Pulling out all the stops, Adam Leitman Bailey, P.C. (“ALBPC”) successfully cures a title defect to allow condominium unit owners to be “ready, willing and able” on time to close their deal.
Our clients, the unit owners, went to contract to sell their Tribeca condo, which included a storage unit they acquired originally from the sponsor in 2010. The condo purchaser changed his mind about the purchase and began digging for ways out of the contract. The purchaser discovered that the unit owners’ storage unit had inadvertently been first conveyed to another condo unit purchaser, prior to their purchase. The purchaser declared that the unit owners could not close, declared the contract cancelled, and demanded a refund of the deposit in full.
But the unit owners had title insurance and their title carrier called on ALBPC to save the deal. ALBPC took immediate control of the situation, educating the parties that the unit owners were legally allowed time to cure any defect. ALBPC then began the process of curing the defect, with less than 30 days until closing.
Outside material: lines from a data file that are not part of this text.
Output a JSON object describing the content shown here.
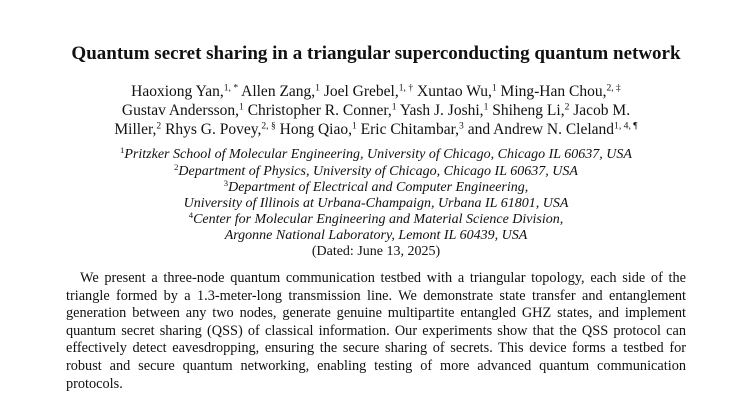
{
  "title": "Quantum secret sharing in a triangular superconducting quantum network",
  "authors": {
    "line1": [
      {
        "name": "Haoxiong Yan,",
        "sup": "1, *"
      },
      {
        "name": " Allen Zang,",
        "sup": "1"
      },
      {
        "name": " Joel Grebel,",
        "sup": "1, †"
      },
      {
        "name": " Xuntao Wu,",
        "sup": "1"
      },
      {
        "name": " Ming-Han Chou,",
        "sup": "2, ‡"
      }
    ],
    "line2": [
      {
        "name": "Gustav Andersson,",
        "sup": "1"
      },
      {
        "name": " Christopher R. Conner,",
        "sup": "1"
      },
      {
        "name": " Yash J. Joshi,",
        "sup": "1"
      },
      {
        "name": " Shiheng Li,",
        "sup": "2"
      },
      {
        "name": " Jacob M.",
        "sup": ""
      }
    ],
    "line3": [
      {
        "name": "Miller,",
        "sup": "2"
      },
      {
        "name": " Rhys G. Povey,",
        "sup": "2, §"
      },
      {
        "name": " Hong Qiao,",
        "sup": "1"
      },
      {
        "name": " Eric Chitambar,",
        "sup": "3"
      },
      {
        "name": " and Andrew N. Cleland",
        "sup": "1, 4, ¶"
      }
    ]
  },
  "affiliations": {
    "a1": {
      "sup": "1",
      "text": "Pritzker School of Molecular Engineering, University of Chicago, Chicago IL 60637, USA"
    },
    "a2": {
      "sup": "2",
      "text": "Department of Physics, University of Chicago, Chicago IL 60637, USA"
    },
    "a3": {
      "sup": "3",
      "text": "Department of Electrical and Computer Engineering,"
    },
    "a3b": {
      "sup": "",
      "text": "University of Illinois at Urbana-Champaign, Urbana IL 61801, USA"
    },
    "a4": {
      "sup": "4",
      "text": "Center for Molecular Engineering and Material Science Division,"
    },
    "a4b": {
      "sup": "",
      "text": "Argonne National Laboratory, Lemont IL 60439, USA"
    }
  },
  "date": "(Dated: June 13, 2025)",
  "abstract": "We present a three-node quantum communication testbed with a triangular topology, each side of the triangle formed by a 1.3-meter-long transmission line. We demonstrate state transfer and entanglement generation between any two nodes, generate genuine multipartite entangled GHZ states, and implement quantum secret sharing (QSS) of classical information. Our experiments show that the QSS protocol can effectively detect eavesdropping, ensuring the secure sharing of secrets. This device forms a testbed for robust and secure quantum networking, enabling testing of more advanced quantum communication protocols."
}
The attorneys at ALBPC left no stone unturned. We called all the parties to the original 2010 purchases from the sponsor and determined that the conveyance of the unit owners’ storage unit to the other owner was a mistake. We called the property manager and determined that the other owner and the transferee of the other owner had always used a different storage unit. The property manager also confirmed that the unit owners had always used the same storage unit. We concluded that it was all a big mistake and that the purchaser could not be allowed to escape the contract for an innocent mistake.
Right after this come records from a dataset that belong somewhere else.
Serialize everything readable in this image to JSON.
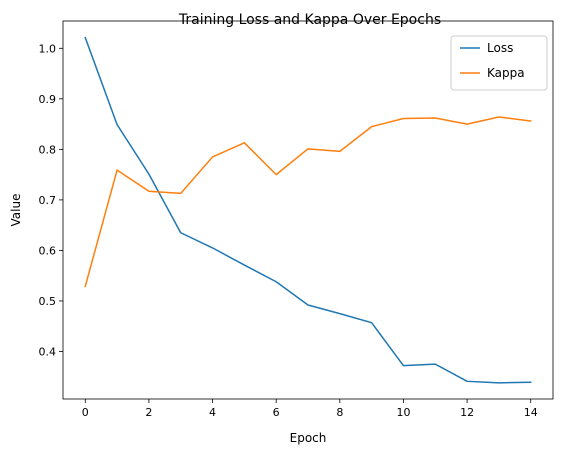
{
  "chart_data": {
    "type": "line",
    "title": "Training Loss and Kappa Over Epochs",
    "xlabel": "Epoch",
    "ylabel": "Value",
    "x": [
      0,
      1,
      2,
      3,
      4,
      5,
      6,
      7,
      8,
      9,
      10,
      11,
      12,
      13,
      14
    ],
    "xlim": [
      -0.7,
      14.7
    ],
    "ylim": [
      0.306,
      1.054
    ],
    "xticks": [
      0,
      2,
      4,
      6,
      8,
      10,
      12,
      14
    ],
    "yticks": [
      0.4,
      0.5,
      0.6,
      0.7,
      0.8,
      0.9,
      1.0
    ],
    "xtick_labels": [
      "0",
      "2",
      "4",
      "6",
      "8",
      "10",
      "12",
      "14"
    ],
    "ytick_labels": [
      "0.4",
      "0.5",
      "0.6",
      "0.7",
      "0.8",
      "0.9",
      "1.0"
    ],
    "grid": false,
    "legend_position": "top-right",
    "series": [
      {
        "name": "Loss",
        "color": "#1f77b4",
        "values": [
          1.021,
          0.849,
          0.751,
          0.635,
          0.605,
          0.571,
          0.538,
          0.492,
          0.475,
          0.457,
          0.372,
          0.375,
          0.341,
          0.338,
          0.339
        ]
      },
      {
        "name": "Kappa",
        "color": "#ff7f0e",
        "values": [
          0.529,
          0.759,
          0.717,
          0.713,
          0.785,
          0.813,
          0.75,
          0.801,
          0.796,
          0.845,
          0.861,
          0.862,
          0.85,
          0.864,
          0.856
        ]
      }
    ]
  }
}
We tracked down all the parties involved, including the defunct sponsor and explained the situation. All the parties agreed to sign and deliver correction deeds. To accomplish this, ALBPC’s lawyers travelled all about Manhattan to have the deeds signed and ready for delivery at closing. With just 24 hours until closing, all the deeds were in-hand and the title defect was cured and the unit owners were ready to close. The unit owners demanded that the purchaser close and the purchaser still refused, but the unit owners now have the upper-hand.
Tom Furst and another attorney of Adam Leitman Bailey, P.C. represented the condominium owners in this victory.